The Who’s, What’s, When’s, Where’s, and Why’s
All admitted students may be required to take 1 or more placement tests upon commitment to the school. The most popular subject placement tests are usually math, English, writing, or foreign languages. The number of placement tests you take may vary by academic program or courses you’ve previously taken, but typically almost all colleges have at least 1. The tests are put out by the school, so some may be exceedingly long while others are pretty short. If you are required to take one, it will probably become available to you once you gain admission, and there will be a deadline that states when the test must be submitted by.
In some cases, you might have to wait and take certain placements tests on-campus at orientation days and you’ll have to take them in person.
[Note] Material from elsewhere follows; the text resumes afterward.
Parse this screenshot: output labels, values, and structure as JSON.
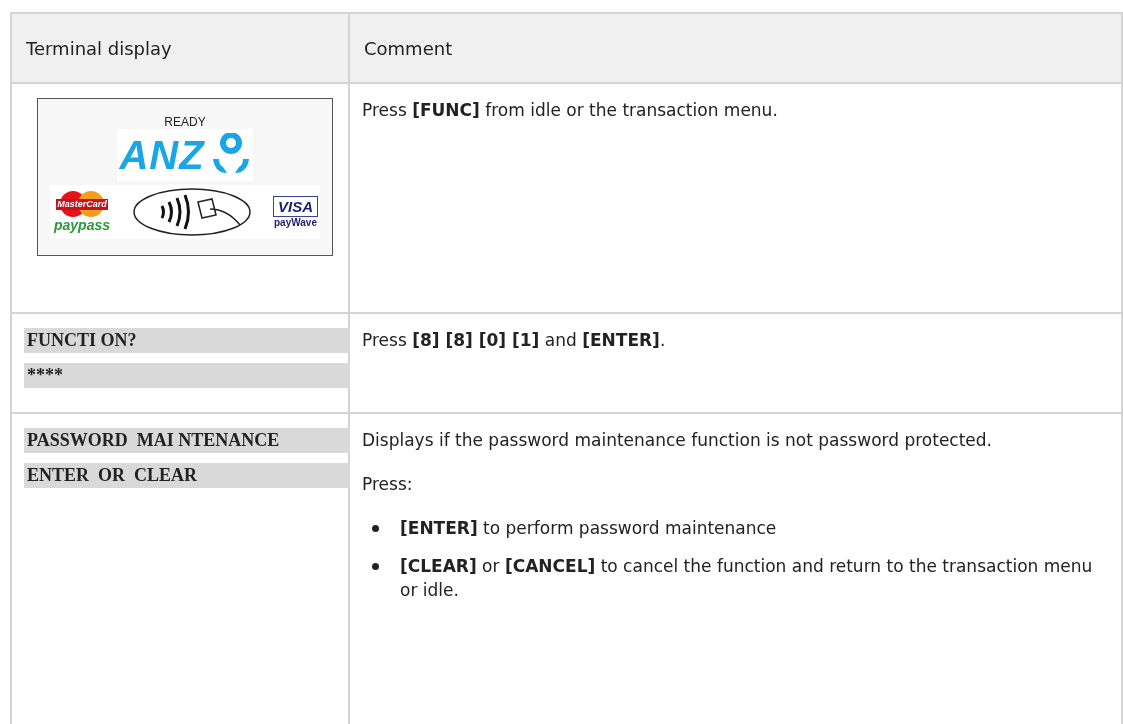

In other cases, the test might be available to you online, and you can take it from the comfort of your own home. If you have a curious mind, you should try to take the placement test as soon as possible so that you can gauge what classes will be available for you to take.
What if I do worse than expected?
Don’t fret! On the bright side, you can’t fail. The test is strictly to enroll you in the right courses. Honestly, when I was a senior in high school I took calculus (which, admittedly I was not the best at), but when I took my math college placement exam I placed into pre-calculus. At first I was discouraged, but ultimately being placed at a level lower was for the best because I needed to brush up on some more concepts and make better math grades than I did in high school before proceeding to college level advanced courses. College courses are considerably harder with a lot more work than high school ones, so you don’t want to be put into a class you’re not prepared for.
Sometimes if you don’t do as well on a placement test, you might be placed into a remedial course. If this happens, don’t be too discouraged. These classes will really help you brush up skills that you might need for the rest of your college career. Remember, these tests really aren’t on a pass or fail basis. They’re judging your current academic level and knowledge, and there’s no shame in needing some extra help before progressing to more advanced classes. This will save you the embarrassment of taking a class that’s too advanced for you, where everyone else is a step ahead.
Do I need to prepare?
This depends. If you just want to brush up on a few concepts that might be on the exam, there’s no harm done. It’s important to not cheat on the exams (if you’re taking them virtually) or try to give yourself a crash-course on the concepts that you won’t remember in the long run, because you might get placed into a course you really weren’t ready for. So please, don’t try to cheat the system in order to get an impressive result. The ending consequence will only be detrimental to your GPA. A little preparation should suffice, and some schools even offer sample questions so that their students know what to expect.
Remember, a placement test is not that big of a deal, and you should be proud of yourself for getting into the college you’re taking the test for. Good luck!